Q. “China is using its economic relations and positive trade surplus as tools to develop potential military power status in Asia”. In the light of this statement, discuss its impact on India as her neighbour. (2017)
by Prince ·
The statement reflects the strategic use of economic prowess and trade surpluses by China to bolster its military capabilities and assert its status as a potential military power in Asia. This strategy is part of a broader geopolitical tactic known as “economic statecraft,” where a nation leverages its economic strength to achieve strategic military and diplomatic objectives. The implications of China’s actions on India, as a neighboring country, can be analyzed from multiple dimensions:
1. Strategic Security Concerns
- Border Tensions: China’s military modernization and assertiveness have been a significant concern for India, especially along the disputed borders. The enhanced military capabilities of China, backed by its economic strength, have led to increased tensions in border areas, most notably in the Doklam plateau and the Galwan Valley.
- Indian Ocean Region: China’s economic power has facilitated its naval expansion, part of its “String of Pearls” strategy, aimed at increasing its presence in the Indian Ocean. This poses a strategic challenge to India, which sees the Indian Ocean as its area of influence.
2. Economic Dependencies and Vulnerabilities
- Trade Imbalances: A significant trade surplus with India allows China to exert economic influence. India’s heavy dependence on Chinese imports, particularly in critical sectors like electronics, pharmaceuticals, and machinery, can become a vulnerability in times of geopolitical tensions.
- Investment Influence: Chinese investments in India’s technology and infrastructure sectors could be leveraged for strategic interests. While beneficial economically, these investments also pose a risk of undue influence on India’s internal matters.
3. Regional Influence and Alliances
- Shifting Alliances: China’s economic and military rise has led to the formation of new regional alliances and partnerships that could isolate India. The China-Pakistan Economic Corridor (CPEC), part of China’s Belt and Road Initiative (BRI), is a glaring example, which bolsters Pakistan’s economy and military capabilities, indirectly affecting India.

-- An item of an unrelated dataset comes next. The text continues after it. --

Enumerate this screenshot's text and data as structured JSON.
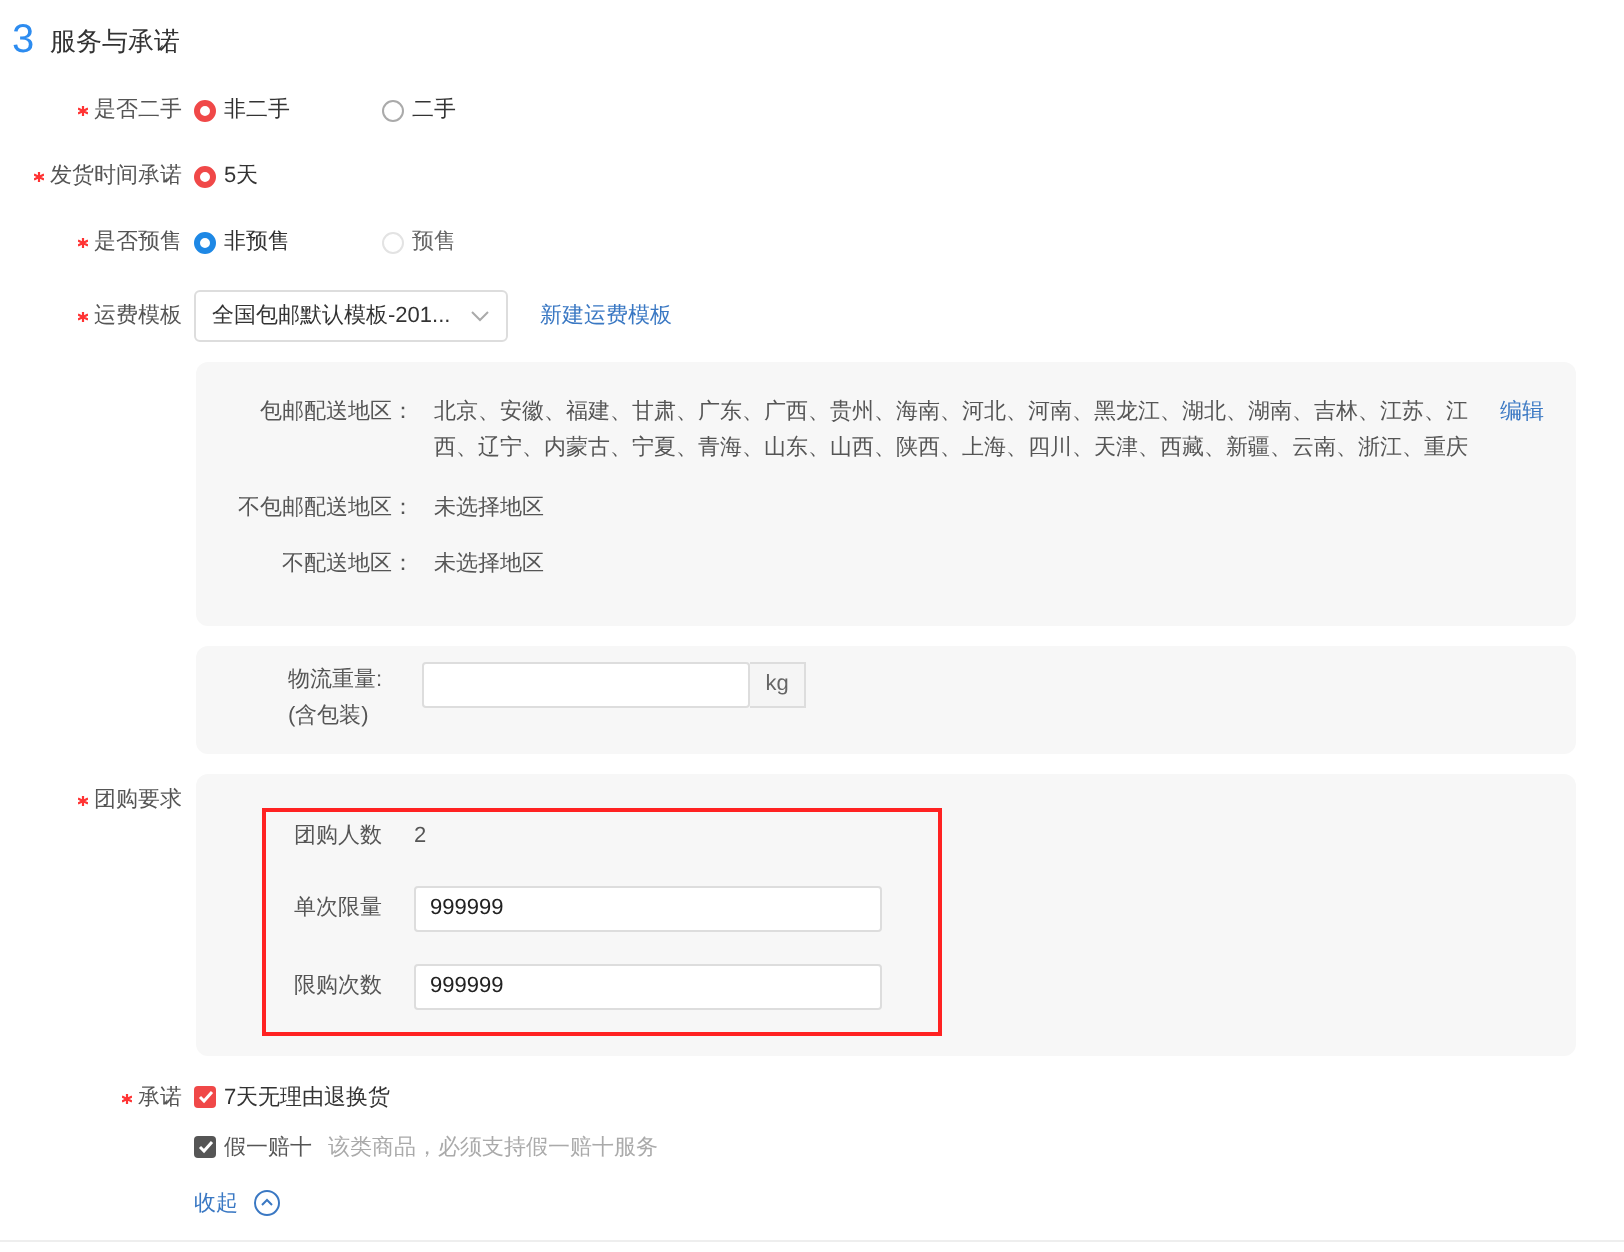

- Regional Dominance: China’s ambition to be the dominant power in Asia challenges India’s influence in the region. China’s economic tools have helped it to extend its influence in South Asia and the Indian Ocean, encircling India (“String of Pearls”) and diminishing its traditional sphere of influence.
4. Responses and Countermeasures
- Strategic Partnerships: India has been bolstering its strategic partnerships with other countries to counterbalance China’s rise. The Quadrilateral Security Dialogue (Quad), involving the USA, India, Japan, and Australia, is a strategic countermeasure to ensure a free, open, and inclusive Indo-Pacific region.
- Self-Reliance Initiatives: India’s push for “Atmanirbhar Bharat” (Self-Reliant India) aims at reducing dependency on Chinese imports by promoting domestic manufacturing.
5. Economic Diversification
- Trade Diversification: India is working towards diversifying its trade partnerships to reduce its economic dependency on China. This involves enhancing trade relations with other countries and regions to ensure a more balanced and less vulnerable economic structure.
In conclusion, China’s use of its economic relations and trade surplus as tools to develop potential military power status in Asia presents significant challenges for India. These challenges span across strategic security concerns, economic dependencies, and regional influence. India’s response, through strategic partnerships, self-reliance initiatives, and economic diversification, aims to mitigate these challenges while safeguarding its national interests and regional influence.